- French: Elle veut le chaos
- Directed by: Denis Côté
- Written by: Denis Côté
- Produced by: Denis Côté Stéphanie Morissette [fr]
- Starring: Eve Duranceau Normand Lévesque [fr] Laurent Lucas
- Cinematography: Josée Deshaies
- Edited by: Sophie Leblond
- Production company: Nihilproductions
- Distributed by: FunFilm [fr]
- Release dates: August 11, 2008 (Locarno Film Festival); December 5, 2008;
- Running time: 104 minutes
- Country: Canada
- Language: French
- Budget: C$1 million

= All That She Wants (2008 film) =

All That She Wants (Elle veut le chaos) is a 2008 Canadian drama film written and directed by Denis Côté. Starring Eve Duranceau, Normand Lévesque and Laurent Lucas, the film centres on a young woman living in isolation with her stepfather in a criminal environment. It premiered in the international competition at the Locarno Film Festival, where Côté won the Golden Leopard for Best Direction.

== Synopsis ==
The film centres on Coralie, a young woman living in an isolated area with her stepfather Jacob, an ex-mobster. After the disappearance of Coralie’s mother, the two face financial hardship and threats from dangerous criminals, while Coralie prepares to rebel against her circumstances.

== Cast ==
The cast includes:

- Eve Duranceau as Coralie
- Normand Lévesque as Jacob
- Laurent Lucas as Pierrot
- Nicolas Canuel as Spazz
- Olivier Aubin as Pic
- Réjean Lefrançois as Alain
- Lesya Samar as Katerina
- Catherine Erofeeva as Yelena

== Production ==
The film was produced by nihilproductions, with participation from Telefilm Canada and SODEC. It was written and directed by Denis Côté. Josée Deshaies shot the film in black and white. Filming took place in Contrecoeur from September to October 2007. The film had an approximate budget of C$1 million.

==Release==
The film had its world premiere in the international competition at the Locarno Film Festival in August 2008. It was theatrically released on December 5, 2008, and was released on DVD and video-on-demand by FunFilm on July 7, 2009.

== Reception ==

=== Critical response ===
Jay Weissberg of Variety called the film’s plot "deliberately opaque", and wrote that it was "best to focus on the cerebral cinematography" rather than the relationships or motivations.

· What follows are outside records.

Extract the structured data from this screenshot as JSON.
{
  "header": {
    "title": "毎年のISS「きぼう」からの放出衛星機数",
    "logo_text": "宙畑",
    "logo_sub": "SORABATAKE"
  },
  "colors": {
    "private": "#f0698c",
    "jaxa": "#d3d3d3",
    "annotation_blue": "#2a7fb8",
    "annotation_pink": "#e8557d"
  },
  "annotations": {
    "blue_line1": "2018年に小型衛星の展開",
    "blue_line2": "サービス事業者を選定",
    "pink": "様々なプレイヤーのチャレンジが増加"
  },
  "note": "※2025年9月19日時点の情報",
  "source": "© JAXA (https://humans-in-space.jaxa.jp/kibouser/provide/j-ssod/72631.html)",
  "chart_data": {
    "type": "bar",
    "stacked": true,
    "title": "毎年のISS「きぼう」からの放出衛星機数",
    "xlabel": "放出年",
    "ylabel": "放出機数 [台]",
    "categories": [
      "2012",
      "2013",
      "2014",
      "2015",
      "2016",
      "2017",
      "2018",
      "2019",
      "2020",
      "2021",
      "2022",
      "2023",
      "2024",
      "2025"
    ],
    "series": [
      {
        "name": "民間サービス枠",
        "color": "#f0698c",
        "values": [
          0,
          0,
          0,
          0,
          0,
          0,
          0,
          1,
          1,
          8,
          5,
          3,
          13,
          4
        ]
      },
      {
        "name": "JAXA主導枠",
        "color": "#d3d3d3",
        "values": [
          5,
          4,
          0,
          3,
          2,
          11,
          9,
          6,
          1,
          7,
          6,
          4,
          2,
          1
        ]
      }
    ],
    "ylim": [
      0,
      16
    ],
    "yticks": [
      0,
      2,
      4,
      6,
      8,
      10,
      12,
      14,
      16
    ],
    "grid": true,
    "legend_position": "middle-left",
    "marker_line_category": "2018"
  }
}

Ray Bennett of The Hollywood Reporter described the film as "moody and sometimes indecipherable", but praised Côté’s visual setting and the cast’s performances despite a "ragged script".

Amber Wilkinson of Eye for Film praised the film’s visual design, calling Côté’s framing "exquisite", but wrote that viewers expecting a straightforward narrative would likely find the film frustrating.

=== Awards ===
At the 2008 Locarno Film Festival, Denis Côté won the Golden Leopard for Best Direction for the film.